GaMi: Geometry-Agnostic Material Identification via Cross-Modal Subtractive Disentanglement
GaMi is a multimodal material identification system that combines mmWave and acoustic sensing to accurately identify materials regardless of geometric variations like shape, orientation, and distance. Using cross-modal subtractive disentanglement and contrastive learning, the system achieves 95.2% accuracy on 20 materials and demonstrates few-shot generalization across different devices.

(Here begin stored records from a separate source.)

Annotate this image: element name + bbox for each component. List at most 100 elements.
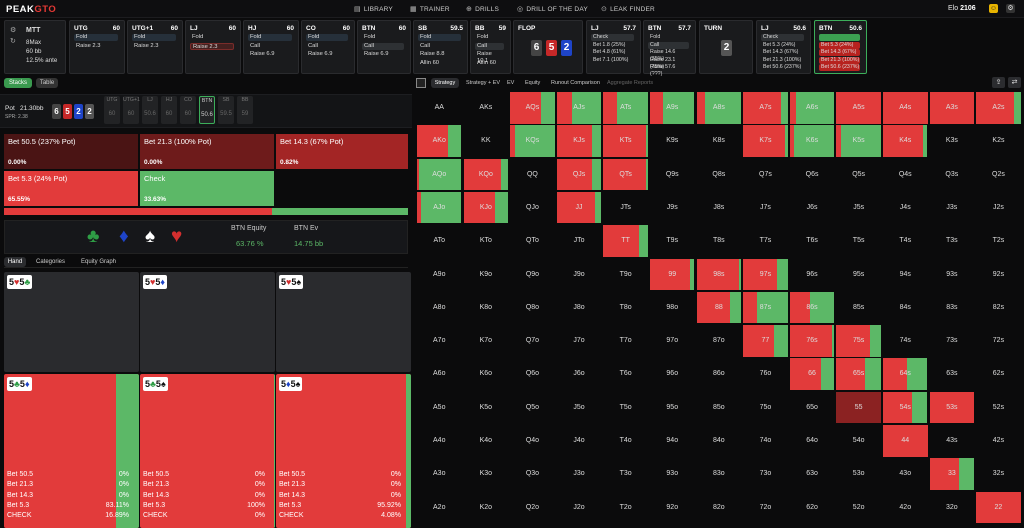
hand-cell-85o[interactable]: 85o bbox=[713, 403, 725, 411]
hand-cell-A9o[interactable]: A9o bbox=[433, 270, 446, 278]
seat-hj[interactable]: HJ 60 bbox=[161, 96, 177, 124]
hand-cell-KJs[interactable]: KJs bbox=[556, 125, 602, 157]
line-action[interactable]: Fold bbox=[650, 34, 661, 40]
hand-cell-75s[interactable]: 75s bbox=[836, 325, 881, 357]
hand-cell-43o[interactable]: 43o bbox=[899, 470, 912, 478]
nav-library[interactable]: ▤ LIBRARY bbox=[354, 6, 393, 13]
position-action[interactable]: Fold bbox=[132, 34, 176, 41]
hand-cell-T5s[interactable]: T5s bbox=[852, 237, 865, 245]
hand-cell-T9s[interactable]: T9s bbox=[666, 237, 679, 245]
hand-cell-K4o[interactable]: K4o bbox=[479, 437, 493, 444]
position-action[interactable]: Raise 6.9 bbox=[308, 51, 333, 57]
hand-cell-A6o[interactable]: A6o bbox=[433, 370, 446, 378]
hand-cell-A9s[interactable]: A9s bbox=[650, 92, 695, 124]
position-action[interactable]: Allin 60 bbox=[420, 59, 440, 66]
hand-cell-76o[interactable]: 76o bbox=[759, 370, 772, 378]
hand-cell-K5s[interactable]: K5s bbox=[836, 125, 881, 157]
hand-cell-T7s[interactable]: T7s bbox=[759, 237, 772, 245]
hand-cell-74s[interactable]: 74s bbox=[899, 337, 911, 345]
hand-cell-93o[interactable]: 93o bbox=[666, 470, 679, 478]
hand-cell-AKo[interactable]: AKo bbox=[417, 125, 462, 157]
btn-flop-card[interactable]: BTN 57.7 Fold Call Raise 14.6 (35%) Raise 23… bbox=[643, 20, 696, 77]
hand-cell-92o[interactable]: 92o bbox=[666, 503, 679, 511]
hand-cell-84s[interactable]: 84s bbox=[899, 303, 911, 311]
line-action[interactable]: Bet 7.1 (100%) bbox=[593, 56, 629, 63]
hand-cell-A5s[interactable]: A5s bbox=[836, 92, 881, 124]
tab-equity-graph[interactable]: Equity Graph bbox=[81, 259, 117, 265]
hand-cell-64o[interactable]: 64o bbox=[806, 437, 818, 444]
hand-cell-93s[interactable]: 93s bbox=[946, 270, 958, 278]
hand-cell-QTo[interactable]: QTo bbox=[526, 237, 539, 245]
hand-cell-Q5s[interactable]: Q5s bbox=[852, 170, 866, 178]
hand-cell-K6s[interactable]: K6s bbox=[789, 125, 835, 157]
tab-equity[interactable]: Equity bbox=[525, 80, 541, 86]
hand-cell-K3o[interactable]: K3o bbox=[479, 470, 493, 478]
tab-strategy[interactable]: Strategy bbox=[431, 78, 459, 88]
hand-cell-55[interactable]: 55 bbox=[836, 391, 881, 424]
position-card[interactable]: UTG+1 60 Fold Raise 2.3 bbox=[127, 20, 183, 74]
hand-cell-72o[interactable]: 72o bbox=[759, 503, 772, 511]
position-action[interactable]: Raise 8.8 bbox=[420, 51, 445, 57]
hand-cell-QJs[interactable]: QJs bbox=[556, 158, 602, 191]
hand-cell-86o[interactable]: 86o bbox=[713, 370, 725, 378]
hand-cell-Q2s[interactable]: Q2s bbox=[992, 170, 1005, 178]
hand-cell-J2s[interactable]: J2s bbox=[992, 203, 1004, 211]
hand-cell-53o[interactable]: 53o bbox=[852, 470, 865, 478]
hand-cell-62o[interactable]: 62o bbox=[806, 503, 818, 511]
line-action[interactable]: Check bbox=[591, 34, 634, 41]
hand-cell-KTs[interactable]: KTs bbox=[603, 125, 648, 157]
seat-co[interactable]: CO 60 bbox=[180, 96, 196, 124]
hand-cell-Q8s[interactable]: Q8s bbox=[712, 170, 726, 178]
hand-cell-65s[interactable]: 65s bbox=[836, 358, 881, 390]
hand-cell-99[interactable]: 99 bbox=[650, 258, 695, 290]
action-option[interactable]: Bet 5.3 (24% Pot) 65.55% bbox=[4, 171, 138, 206]
hand-cell-Q9s[interactable]: Q9s bbox=[665, 170, 679, 178]
hand-cell-J9o[interactable]: J9o bbox=[573, 270, 585, 278]
line-action[interactable]: Bet 14.3 (67%) bbox=[763, 49, 799, 55]
hand-cell-22[interactable]: 22 bbox=[976, 491, 1021, 524]
gear-icon[interactable]: ⚙ bbox=[10, 27, 17, 34]
hand-cell-88[interactable]: 88 bbox=[696, 291, 742, 324]
hand-cell-K9o[interactable]: K9o bbox=[479, 270, 493, 278]
hand-cell-Q4s[interactable]: Q4s bbox=[898, 170, 912, 178]
hand-cell-97s[interactable]: 97s bbox=[743, 258, 788, 290]
hand-cell-62s[interactable]: 62s bbox=[992, 370, 1005, 378]
hand-cell-96s[interactable]: 96s bbox=[806, 270, 818, 278]
hand-cell-53s[interactable]: 53s bbox=[929, 391, 975, 424]
hand-cell-42o[interactable]: 42o bbox=[899, 503, 912, 511]
hand-cell-T8s[interactable]: T8s bbox=[713, 237, 725, 245]
nav-leak-finder[interactable]: ⊙ LEAK FINDER bbox=[601, 6, 655, 13]
hand-cell-K3s[interactable]: K3s bbox=[945, 137, 958, 145]
hand-cell-K2s[interactable]: K2s bbox=[992, 137, 1005, 145]
tab-runout-comparison[interactable]: Runout Comparison bbox=[551, 80, 600, 86]
action-option[interactable]: Check 33.63% bbox=[140, 171, 274, 206]
line-action[interactable]: Raise 14.6 (35%) bbox=[650, 49, 676, 62]
hand-cell-63s[interactable]: 63s bbox=[946, 370, 958, 378]
hand-cell-A7s[interactable]: A7s bbox=[743, 92, 788, 124]
hand-cell-QJo[interactable]: QJo bbox=[526, 203, 539, 211]
hand-cell-J8s[interactable]: J8s bbox=[713, 203, 725, 211]
line-action[interactable]: Bet 14.3 (67%) bbox=[819, 49, 860, 56]
hand-cell-J7s[interactable]: J7s bbox=[759, 203, 771, 211]
hand-cell-Q6s[interactable]: Q6s bbox=[805, 170, 819, 178]
hand-cell-Q6o[interactable]: Q6o bbox=[525, 370, 540, 378]
hand-cell-74o[interactable]: 74o bbox=[759, 437, 772, 444]
hand-combo[interactable]: 5♥5♣ bbox=[4, 272, 139, 372]
hand-cell-T2o[interactable]: T2o bbox=[619, 503, 632, 511]
position-action[interactable]: Fold bbox=[306, 34, 348, 41]
nav-drill-of-the-day[interactable]: ◎ DRILL OF THE DAY bbox=[517, 6, 588, 13]
hand-cell-64s[interactable]: 64s bbox=[883, 358, 928, 390]
hand-cell-J3s[interactable]: J3s bbox=[946, 203, 958, 211]
lj-flop-card[interactable]: LJ 57.7 Check Bet 1.8 (25%) Bet 4.8 (61%) Be… bbox=[586, 20, 641, 74]
hand-cell-72s[interactable]: 72s bbox=[992, 337, 1005, 345]
hand-combo[interactable]: 5♥5♦ bbox=[140, 272, 275, 372]
hand-cell-K9s[interactable]: K9s bbox=[666, 137, 679, 145]
line-action[interactable]: Bet 21.3 (100%) bbox=[819, 56, 860, 64]
line-action[interactable]: Check bbox=[761, 34, 804, 41]
hand-cell-83o[interactable]: 83o bbox=[713, 470, 725, 478]
hand-cell-82s[interactable]: 82s bbox=[992, 303, 1005, 311]
position-action[interactable]: Call bbox=[420, 42, 430, 49]
hand-cell-AKs[interactable]: AKs bbox=[479, 104, 493, 111]
position-action[interactable]: Raise 6.9 bbox=[250, 51, 275, 57]
position-action[interactable]: Raise 2.3 bbox=[134, 42, 159, 49]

GaMi addresses a fundamental challenge in embodied AI and robotics: reliable material identification without physical contact. Traditional single-sensor approaches struggle when geometric factors—object orientation, surface curvature, sensor distance—introduce noise into measurements. The research leverages an elegant insight: when two sensors (mmWave radar and acoustic) observe the same object simultaneously, geometric variations affect both modalities identically, while material properties create unique signatures in each. By isolating shared geometric interference and subtracting it, GaMi extracts pure material features that remain consistent across viewing angles and distances. This represents a meaningful advance in robotic perception, enabling machines to adapt their interaction strategies based on material properties—critical for tasks like grasping fragile objects, applying appropriate force, or selecting suitable tools. The multimodal approach outperforms single-sensor baselines precisely because it exploits complementary information: acoustic sensing captures material resonance and damping, while mmWave detects dielectric properties. The few-shot adaptation mechanism addresses practical deployment concerns, allowing models trained on one device to quickly generalize to slightly different hardware without extensive retraining. Industrial applications span manufacturing quality control, robotic manipulation, and autonomous systems requiring real-time material feedback. The 95.2% accuracy across 20 materials demonstrates practical utility, though scalability to hundreds of material variants remains unexplored. This work exemplifies how multimodal sensor fusion and sophisticated disentanglement techniques can overcome geometric confounds—a pattern increasingly valuable as embodied AI systems require more robust perception in unstructured environments.
- →GaMi achieves 95.2% material identification accuracy by combining mmWave and acoustic sensing under varied geometric conditions.
- →Cross-modal subtractive disentanglement isolates intrinsic material features by removing shared geometric interference between sensors.
- →Few-shot adaptation enables rapid generalization across different devices with minimal retraining.
- →Multimodal fusion outperforms single-sensor baselines by leveraging complementary physical properties of materials.
- →The system enables adaptive robotic interaction strategies based on material identification without contact requirements.